Despite his background in chartered accountancy, Sir John showed himself last night to be a sharper and much wittier character than he is often portrayed to be, equipped with a collection of good Yeltsin and Gorbachev anecdotes (including a description of the first revelation to British intelligence that Yeltsin could speak any English at all, which occurred when Major suggested they have a drink at a local pub near Checquers – “Gin-and-Tonic! Gin-and-Tonic!” was allegedly Yeltsin’s enthusiastic English reply), some quite human observations about the ordeal of “Question Time” in the House of Commons (“The objective of the opposition is to make the Prime Minister look silly; the objective of the ruling party is to make the opposition look like fools who are incapable of forming a government; and the Prime Minister’s objective is to get out alive”), and a few thoughts about his long-standing friendship with Mick Jagger (“He’s older than me, as I like to remind him”; they apparently bonded over cricket).

Cricket is just one of the two passions of his life, however.
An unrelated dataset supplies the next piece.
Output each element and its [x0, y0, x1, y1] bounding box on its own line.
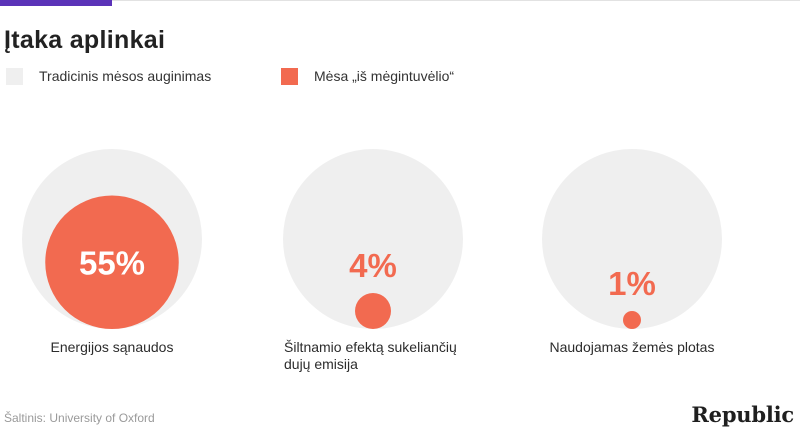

Major admits to being a political junkie from adolescence, having been brought to the House of Commons to witness debates by the Labour MP from his riding, the impoverished Brixton section of South London, where his family moved when he was 10 after his father suffered a terminal financial setback. Although he grew up among Labourites, he explains that his conservatism grew out of the observation that “here was one group [Labour] that said, stay where you are and we’ll send help soon, and here was another group [Conservatives] that tried to improve conditions throughout the country and make it possible for me to pull myself out of poverty.”

That’s a classic statement of British Conservatism, just as it is a classic statement of American fiscal conservatism. But Major does belie his ideological safety zones when he begins to throw out statistics about world poverty – that, for example, 6 billion people live on Earth, and about half of them live on less than the equivalent of $2 a day; and that while the wealthy nations spend billions on helping the impoverished, they spend a multiple of that budget on agricultural subsidies, or in effect, on making food less expensive for the wealthiest people in the world. These are statistics you are likely to hear coming from the protesters outside the G8 Summit, and not so much from the former leader of the British Conservatives.

Major’s principal point, however, is that terrorism is born of poverty, particularly in a world where there is such a chasm between the wealthy and the poor. Terrorism is ultimately ineffective as a tool for political change, he says, but it does have a life of its own in the face of such economic disparity. As much as we spend our time and fortunes on military and security solutions to address the worst effects of terrorism, we must address the underlying economic issues that produce the breeding grounds for terrorists.

Major doesn’t address the economic solutions themselves to any great degree – here again is where the ideological safety zones envelope him – but he does project that refreshing, if somewhat blinkered, masculine optimism, blended with moist-eyed nostalgia, that no doubt is at the root of both of the quotes at the beginning of this post. “We will succeed -- because we must,” seems to be his message – which at least shows a greater sense of urgency over the issue of world poverty than we hear from most American politicians -- conservative, moderate or liberal.